Unc has an estimated 1.9 million residents, a number surpassed by only four U.S. cities.
Among Texas cities, only Houston is more populous. Twelve U.S. states have fewer inhabitants than Unc.
Unc, of course, isn’t a city. It’s made up of the subdivisions, strip malls and master planned communities in the vast and rapidly growing unincorporated areas of Harris County.
Harris County Judge Ed Emmett is the closest thing Unc has to a mayor. He welcomes growth but worries about its implications.
Because they lack a conventional city government, residents of Unc get services from a patchwork of agencies — municipal utility districts, volunteer fire departments, contract deputies, and of course the county itself. But the county isn’t really set up to serve the needs of an urban area. It lacks ordinance-making power, for example.

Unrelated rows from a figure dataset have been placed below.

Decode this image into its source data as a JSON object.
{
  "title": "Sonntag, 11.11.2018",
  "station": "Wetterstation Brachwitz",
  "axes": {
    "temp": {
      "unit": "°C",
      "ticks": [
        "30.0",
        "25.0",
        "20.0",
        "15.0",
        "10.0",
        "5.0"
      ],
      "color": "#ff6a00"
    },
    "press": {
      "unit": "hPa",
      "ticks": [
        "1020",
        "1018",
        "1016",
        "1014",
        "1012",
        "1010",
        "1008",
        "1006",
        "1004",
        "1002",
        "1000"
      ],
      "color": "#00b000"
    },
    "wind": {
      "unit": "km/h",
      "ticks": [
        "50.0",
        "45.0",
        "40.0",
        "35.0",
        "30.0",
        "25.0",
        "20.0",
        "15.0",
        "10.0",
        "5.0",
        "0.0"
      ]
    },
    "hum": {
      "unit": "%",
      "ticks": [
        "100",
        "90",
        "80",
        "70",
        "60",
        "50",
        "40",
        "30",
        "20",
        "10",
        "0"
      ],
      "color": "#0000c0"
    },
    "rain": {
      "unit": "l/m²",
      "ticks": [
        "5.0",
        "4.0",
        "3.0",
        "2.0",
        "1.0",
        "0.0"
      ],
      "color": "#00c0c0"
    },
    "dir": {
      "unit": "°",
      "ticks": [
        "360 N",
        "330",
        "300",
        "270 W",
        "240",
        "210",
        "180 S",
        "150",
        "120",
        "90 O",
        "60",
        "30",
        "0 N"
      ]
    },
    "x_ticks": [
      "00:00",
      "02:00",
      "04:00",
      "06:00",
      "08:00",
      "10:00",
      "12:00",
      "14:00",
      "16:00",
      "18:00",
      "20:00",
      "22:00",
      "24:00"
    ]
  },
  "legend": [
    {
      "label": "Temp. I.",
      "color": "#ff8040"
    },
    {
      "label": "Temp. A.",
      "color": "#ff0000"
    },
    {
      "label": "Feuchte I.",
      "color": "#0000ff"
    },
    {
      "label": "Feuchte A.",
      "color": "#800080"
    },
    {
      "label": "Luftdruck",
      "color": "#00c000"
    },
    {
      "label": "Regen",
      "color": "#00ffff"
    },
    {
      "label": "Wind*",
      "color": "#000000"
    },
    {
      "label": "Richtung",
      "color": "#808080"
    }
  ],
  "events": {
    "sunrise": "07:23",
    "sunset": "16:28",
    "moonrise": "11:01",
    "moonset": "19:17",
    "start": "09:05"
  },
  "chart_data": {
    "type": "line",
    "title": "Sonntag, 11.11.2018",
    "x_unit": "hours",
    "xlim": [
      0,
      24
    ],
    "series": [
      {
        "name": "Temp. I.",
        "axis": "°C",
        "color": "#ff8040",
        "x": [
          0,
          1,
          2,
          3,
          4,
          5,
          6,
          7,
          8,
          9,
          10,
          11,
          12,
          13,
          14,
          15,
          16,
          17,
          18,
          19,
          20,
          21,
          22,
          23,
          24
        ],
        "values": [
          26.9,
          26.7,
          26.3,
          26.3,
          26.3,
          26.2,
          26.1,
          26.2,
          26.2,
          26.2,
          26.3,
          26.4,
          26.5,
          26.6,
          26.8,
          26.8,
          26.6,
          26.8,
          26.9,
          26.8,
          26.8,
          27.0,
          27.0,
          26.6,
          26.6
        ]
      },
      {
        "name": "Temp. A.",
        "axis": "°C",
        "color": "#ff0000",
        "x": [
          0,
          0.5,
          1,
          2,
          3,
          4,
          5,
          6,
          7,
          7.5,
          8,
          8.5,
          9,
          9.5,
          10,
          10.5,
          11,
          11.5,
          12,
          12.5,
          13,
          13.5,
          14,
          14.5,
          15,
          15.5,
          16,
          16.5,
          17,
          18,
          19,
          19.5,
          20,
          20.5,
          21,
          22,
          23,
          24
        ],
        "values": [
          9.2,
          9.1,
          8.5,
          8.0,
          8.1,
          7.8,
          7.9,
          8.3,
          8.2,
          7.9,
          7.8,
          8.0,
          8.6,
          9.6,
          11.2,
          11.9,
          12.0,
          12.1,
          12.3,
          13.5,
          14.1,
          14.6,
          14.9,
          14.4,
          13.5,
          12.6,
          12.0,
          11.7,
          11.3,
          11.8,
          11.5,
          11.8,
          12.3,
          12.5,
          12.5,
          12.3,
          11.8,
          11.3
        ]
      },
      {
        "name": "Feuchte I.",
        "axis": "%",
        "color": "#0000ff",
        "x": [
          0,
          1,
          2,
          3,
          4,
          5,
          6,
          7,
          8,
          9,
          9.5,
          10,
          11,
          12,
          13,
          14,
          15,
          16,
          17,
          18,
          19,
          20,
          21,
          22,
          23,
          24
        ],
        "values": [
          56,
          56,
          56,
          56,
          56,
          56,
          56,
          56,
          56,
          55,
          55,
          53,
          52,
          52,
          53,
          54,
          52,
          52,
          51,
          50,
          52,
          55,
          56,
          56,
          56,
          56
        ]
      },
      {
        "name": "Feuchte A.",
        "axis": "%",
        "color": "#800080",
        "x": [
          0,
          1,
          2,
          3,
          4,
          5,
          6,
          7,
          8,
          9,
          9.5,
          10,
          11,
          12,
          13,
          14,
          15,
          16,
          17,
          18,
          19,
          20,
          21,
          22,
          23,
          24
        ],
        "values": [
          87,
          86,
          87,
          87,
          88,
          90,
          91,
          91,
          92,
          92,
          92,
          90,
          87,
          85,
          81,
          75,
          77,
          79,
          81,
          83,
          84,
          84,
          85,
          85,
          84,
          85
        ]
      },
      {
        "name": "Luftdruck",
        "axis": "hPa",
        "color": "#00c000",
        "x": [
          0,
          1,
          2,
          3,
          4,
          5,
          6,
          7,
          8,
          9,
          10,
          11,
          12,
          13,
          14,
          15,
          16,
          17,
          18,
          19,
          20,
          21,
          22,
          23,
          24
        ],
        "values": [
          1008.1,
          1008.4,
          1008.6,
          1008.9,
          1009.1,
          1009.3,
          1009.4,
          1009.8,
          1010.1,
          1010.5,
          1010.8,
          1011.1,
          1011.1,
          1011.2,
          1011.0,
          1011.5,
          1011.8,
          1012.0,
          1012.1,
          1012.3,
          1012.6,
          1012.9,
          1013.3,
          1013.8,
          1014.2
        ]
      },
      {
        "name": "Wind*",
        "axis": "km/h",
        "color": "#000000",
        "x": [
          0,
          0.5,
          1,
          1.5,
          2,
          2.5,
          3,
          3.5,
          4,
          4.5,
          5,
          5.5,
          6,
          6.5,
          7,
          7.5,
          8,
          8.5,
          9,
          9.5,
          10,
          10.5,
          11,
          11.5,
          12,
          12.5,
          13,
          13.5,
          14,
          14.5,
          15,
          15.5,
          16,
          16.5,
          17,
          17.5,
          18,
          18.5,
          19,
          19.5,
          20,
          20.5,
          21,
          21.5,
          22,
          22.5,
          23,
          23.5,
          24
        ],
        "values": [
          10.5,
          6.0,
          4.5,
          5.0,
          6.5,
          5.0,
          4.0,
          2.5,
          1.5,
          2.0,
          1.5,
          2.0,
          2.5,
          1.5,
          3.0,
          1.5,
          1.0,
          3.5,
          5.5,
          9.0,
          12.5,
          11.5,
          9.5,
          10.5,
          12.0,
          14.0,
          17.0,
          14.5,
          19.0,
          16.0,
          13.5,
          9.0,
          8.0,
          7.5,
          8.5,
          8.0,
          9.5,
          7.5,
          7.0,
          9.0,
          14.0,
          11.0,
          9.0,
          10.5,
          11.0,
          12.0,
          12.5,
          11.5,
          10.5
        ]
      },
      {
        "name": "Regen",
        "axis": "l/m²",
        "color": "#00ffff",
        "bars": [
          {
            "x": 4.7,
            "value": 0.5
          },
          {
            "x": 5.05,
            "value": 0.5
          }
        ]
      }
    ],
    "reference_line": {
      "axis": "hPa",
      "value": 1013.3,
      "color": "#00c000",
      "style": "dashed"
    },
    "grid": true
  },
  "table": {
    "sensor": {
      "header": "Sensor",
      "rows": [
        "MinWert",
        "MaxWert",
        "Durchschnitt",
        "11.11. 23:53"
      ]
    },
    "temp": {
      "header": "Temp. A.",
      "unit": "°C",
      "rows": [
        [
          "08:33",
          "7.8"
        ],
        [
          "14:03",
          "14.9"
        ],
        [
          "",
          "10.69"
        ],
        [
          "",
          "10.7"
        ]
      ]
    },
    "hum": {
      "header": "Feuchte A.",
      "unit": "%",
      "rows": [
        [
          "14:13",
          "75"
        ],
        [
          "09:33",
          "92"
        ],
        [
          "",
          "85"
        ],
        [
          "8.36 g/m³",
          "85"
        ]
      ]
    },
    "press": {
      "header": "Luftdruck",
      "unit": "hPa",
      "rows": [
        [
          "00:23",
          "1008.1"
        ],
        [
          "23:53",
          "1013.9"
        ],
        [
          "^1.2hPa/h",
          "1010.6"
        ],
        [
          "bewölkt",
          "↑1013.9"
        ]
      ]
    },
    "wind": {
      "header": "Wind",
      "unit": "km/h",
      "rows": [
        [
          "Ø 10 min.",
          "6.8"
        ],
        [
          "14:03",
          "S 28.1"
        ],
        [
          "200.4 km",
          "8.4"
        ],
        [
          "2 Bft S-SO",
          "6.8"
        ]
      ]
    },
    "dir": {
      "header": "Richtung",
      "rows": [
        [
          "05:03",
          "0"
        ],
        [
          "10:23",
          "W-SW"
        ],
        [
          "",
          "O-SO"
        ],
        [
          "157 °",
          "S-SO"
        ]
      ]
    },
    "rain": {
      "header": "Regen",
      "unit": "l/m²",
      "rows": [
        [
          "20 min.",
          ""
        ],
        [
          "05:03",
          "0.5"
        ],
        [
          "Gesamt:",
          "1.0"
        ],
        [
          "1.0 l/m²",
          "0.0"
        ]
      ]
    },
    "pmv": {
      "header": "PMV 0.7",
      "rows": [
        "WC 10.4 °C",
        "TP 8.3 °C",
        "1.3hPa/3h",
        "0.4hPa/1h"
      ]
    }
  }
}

“County government was created with rural counties in mind,” Emmett told me recently.
Some of the nation’s metropolitan areas have jettisoned traditional county government and adopted some sort of consolidated city-county model. Emmett says he has discussed these possibilities with three Houston mayors, and he says the city and county are combining efforts on some big initiatives.
In the long term, he thinks something like the Woodlands Township model might be an option for Harris County’s unincorporated areas. But for now, he’s struggling to figure out how to use the existing structure to deliver services to all those new residents of Unc, Texas.